One-shot leak sweep (pre-PR2 prep)¶
- 30 stale coord_prompt_inbox files → unlink.
- 2 orphan worktrees →
git worktree remove --force. - 4 supervisor ghosts → jq-edit coord-state.json.
- 2 detached procs → inspect; kill only if confirmed orphan.
Script: scripts/v0-11-pre-migration-sweep.sh. Delivered with PR2; deleted after v0.11.0 ships.

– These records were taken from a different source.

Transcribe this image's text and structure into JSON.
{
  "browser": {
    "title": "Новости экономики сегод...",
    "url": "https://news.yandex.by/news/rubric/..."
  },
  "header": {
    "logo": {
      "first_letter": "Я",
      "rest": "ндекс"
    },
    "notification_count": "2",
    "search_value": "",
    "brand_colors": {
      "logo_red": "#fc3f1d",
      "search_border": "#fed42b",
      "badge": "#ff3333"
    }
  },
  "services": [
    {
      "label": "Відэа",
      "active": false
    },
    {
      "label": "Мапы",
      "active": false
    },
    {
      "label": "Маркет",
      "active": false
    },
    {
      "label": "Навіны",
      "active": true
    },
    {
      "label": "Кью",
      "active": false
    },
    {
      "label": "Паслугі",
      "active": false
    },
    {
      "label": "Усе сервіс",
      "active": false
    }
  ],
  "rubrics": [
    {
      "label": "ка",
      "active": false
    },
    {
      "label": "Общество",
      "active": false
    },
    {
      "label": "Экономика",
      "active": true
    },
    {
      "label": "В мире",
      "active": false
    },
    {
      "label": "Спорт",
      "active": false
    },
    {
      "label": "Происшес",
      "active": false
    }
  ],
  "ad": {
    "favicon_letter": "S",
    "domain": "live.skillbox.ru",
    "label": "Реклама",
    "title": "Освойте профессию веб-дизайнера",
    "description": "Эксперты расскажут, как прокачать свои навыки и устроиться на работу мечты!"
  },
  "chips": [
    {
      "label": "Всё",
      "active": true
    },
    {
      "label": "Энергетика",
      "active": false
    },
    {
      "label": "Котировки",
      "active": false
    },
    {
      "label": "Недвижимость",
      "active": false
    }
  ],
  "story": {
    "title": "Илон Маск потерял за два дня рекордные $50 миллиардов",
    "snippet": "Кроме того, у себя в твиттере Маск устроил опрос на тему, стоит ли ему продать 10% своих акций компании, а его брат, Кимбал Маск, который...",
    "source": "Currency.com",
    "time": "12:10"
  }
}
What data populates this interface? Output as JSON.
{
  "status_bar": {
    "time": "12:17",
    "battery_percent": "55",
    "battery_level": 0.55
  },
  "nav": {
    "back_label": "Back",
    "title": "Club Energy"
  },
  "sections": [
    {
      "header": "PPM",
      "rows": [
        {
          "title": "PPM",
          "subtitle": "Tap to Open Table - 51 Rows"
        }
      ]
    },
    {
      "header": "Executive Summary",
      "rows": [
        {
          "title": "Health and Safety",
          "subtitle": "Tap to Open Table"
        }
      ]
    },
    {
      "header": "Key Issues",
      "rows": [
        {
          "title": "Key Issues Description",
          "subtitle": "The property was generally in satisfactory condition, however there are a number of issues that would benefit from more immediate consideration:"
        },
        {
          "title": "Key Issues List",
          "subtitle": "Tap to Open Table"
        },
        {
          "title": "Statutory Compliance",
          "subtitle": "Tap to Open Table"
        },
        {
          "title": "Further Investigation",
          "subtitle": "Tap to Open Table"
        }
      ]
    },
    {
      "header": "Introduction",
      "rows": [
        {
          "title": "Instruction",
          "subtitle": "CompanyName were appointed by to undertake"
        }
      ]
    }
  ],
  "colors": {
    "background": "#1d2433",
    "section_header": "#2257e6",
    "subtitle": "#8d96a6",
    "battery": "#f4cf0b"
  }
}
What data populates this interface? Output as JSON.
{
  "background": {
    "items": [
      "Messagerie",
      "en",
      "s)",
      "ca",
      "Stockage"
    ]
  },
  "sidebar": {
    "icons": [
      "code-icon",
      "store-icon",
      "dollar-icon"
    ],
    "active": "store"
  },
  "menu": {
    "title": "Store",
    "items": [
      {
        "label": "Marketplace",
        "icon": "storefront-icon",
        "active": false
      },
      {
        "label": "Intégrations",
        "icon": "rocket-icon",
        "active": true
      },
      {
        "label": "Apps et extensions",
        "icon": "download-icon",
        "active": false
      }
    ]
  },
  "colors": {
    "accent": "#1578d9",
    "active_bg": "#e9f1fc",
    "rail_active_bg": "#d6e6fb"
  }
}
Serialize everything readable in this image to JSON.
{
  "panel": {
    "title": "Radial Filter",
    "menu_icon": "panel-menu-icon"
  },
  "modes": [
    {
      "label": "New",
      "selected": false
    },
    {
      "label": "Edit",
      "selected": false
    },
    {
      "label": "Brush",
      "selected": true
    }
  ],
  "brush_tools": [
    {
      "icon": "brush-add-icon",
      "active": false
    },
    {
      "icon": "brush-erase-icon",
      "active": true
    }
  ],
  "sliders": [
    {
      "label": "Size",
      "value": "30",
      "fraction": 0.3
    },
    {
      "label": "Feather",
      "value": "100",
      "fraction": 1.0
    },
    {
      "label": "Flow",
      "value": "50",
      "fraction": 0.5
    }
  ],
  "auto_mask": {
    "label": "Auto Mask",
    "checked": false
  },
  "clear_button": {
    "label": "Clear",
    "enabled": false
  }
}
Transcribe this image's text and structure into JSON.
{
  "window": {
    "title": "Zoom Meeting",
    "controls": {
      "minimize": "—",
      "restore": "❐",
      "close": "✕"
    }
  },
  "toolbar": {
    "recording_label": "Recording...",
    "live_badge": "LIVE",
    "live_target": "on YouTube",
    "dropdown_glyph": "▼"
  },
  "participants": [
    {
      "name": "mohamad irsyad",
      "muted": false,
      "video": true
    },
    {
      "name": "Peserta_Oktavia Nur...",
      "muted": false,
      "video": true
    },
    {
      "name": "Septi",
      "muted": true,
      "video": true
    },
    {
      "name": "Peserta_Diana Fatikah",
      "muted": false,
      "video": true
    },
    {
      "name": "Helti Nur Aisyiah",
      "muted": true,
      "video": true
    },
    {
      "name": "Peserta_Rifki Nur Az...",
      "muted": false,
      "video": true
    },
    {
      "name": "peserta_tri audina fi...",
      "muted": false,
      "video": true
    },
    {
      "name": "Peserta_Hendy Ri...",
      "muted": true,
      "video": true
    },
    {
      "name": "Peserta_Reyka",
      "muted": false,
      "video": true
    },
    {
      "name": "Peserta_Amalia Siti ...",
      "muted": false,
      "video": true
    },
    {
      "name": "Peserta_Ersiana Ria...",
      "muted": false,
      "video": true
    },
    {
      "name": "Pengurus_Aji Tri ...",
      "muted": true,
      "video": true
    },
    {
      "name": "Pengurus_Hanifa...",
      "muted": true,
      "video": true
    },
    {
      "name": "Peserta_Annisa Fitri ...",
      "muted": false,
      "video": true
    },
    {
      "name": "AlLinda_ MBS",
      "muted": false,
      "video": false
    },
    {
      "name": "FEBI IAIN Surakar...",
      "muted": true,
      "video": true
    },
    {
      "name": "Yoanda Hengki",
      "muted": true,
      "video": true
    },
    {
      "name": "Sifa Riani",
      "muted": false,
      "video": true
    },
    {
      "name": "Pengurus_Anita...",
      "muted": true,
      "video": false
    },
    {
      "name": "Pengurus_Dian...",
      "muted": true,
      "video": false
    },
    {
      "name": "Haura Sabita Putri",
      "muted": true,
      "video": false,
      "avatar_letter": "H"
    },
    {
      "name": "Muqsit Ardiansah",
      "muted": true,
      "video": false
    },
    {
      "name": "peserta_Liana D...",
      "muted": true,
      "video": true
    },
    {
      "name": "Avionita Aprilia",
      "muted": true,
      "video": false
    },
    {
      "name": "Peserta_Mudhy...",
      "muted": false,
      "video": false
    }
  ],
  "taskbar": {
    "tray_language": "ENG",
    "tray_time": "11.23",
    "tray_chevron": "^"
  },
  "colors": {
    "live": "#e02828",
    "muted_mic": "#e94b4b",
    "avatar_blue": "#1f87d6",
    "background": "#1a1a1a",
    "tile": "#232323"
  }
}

Memory entries to retire / revise (post-merge)¶
project_v02_coordinator_design.md— references may be stale.- Feedback memories tied to per-resource cleanup — re-check during PR4.
Migration strategy¶
Forward-only¶
- v0.11 introduces the primitive. New dispatches use it from PR1 (for coord_prompt_inbox) onward; PR2 for the remaining kinds.
- Pre-v0.11 dispatches in flight at upgrade time: pre-v0.11 cleanup paths still execute. Sweeper
--orphansmode catches leaks via probe-and-delete. - "No journal ≠ orphan" rule: sweeper only sweeps known legacy name shapes (
^fleet-<8hex>$tmux,^<8hex>.md$inbox under~/.fleet/inbox/, worktrees underprojects/*/worktrees/). Unknown names are logged only.
PR1 ↔ PR2 overlap (codex round 2 catch + round 3 refinement)¶
During PR1's release window, inbox files have two possible writers:
- Pre-PR1: dispatch.py:write_worker_inbox (direct write).
- Post-PR1: fleet claims acquire-prompt (controller-managed; journal entry exists).
Distinguish via journal lookup, not name shape. dispatch_id == agent_id is the invariant (today's mint_agent_id is what becomes dispatch_id; the mapping is identity for fleet-spawned subagent dispatches). If ~/.fleet/dispatches/<agent_id>.json exists with a coord_prompt_inbox claim referencing the file → managed. Otherwise legacy.
Codex round 3 — PR1 helper scope narrowing. v3's PR1 migrated dispatch.py:write_worker_inbox wholesale, but that helper is also called by handoff_resume.py:366 (in-place resume rewrite — PR2 surface). PR1 migration is narrowed to only the loop.py call sites that produce coord_prompt_inbox:
- loop.py:_dispatch_ready (worker dispatch path) — migrate to fleet claims acquire-prompt.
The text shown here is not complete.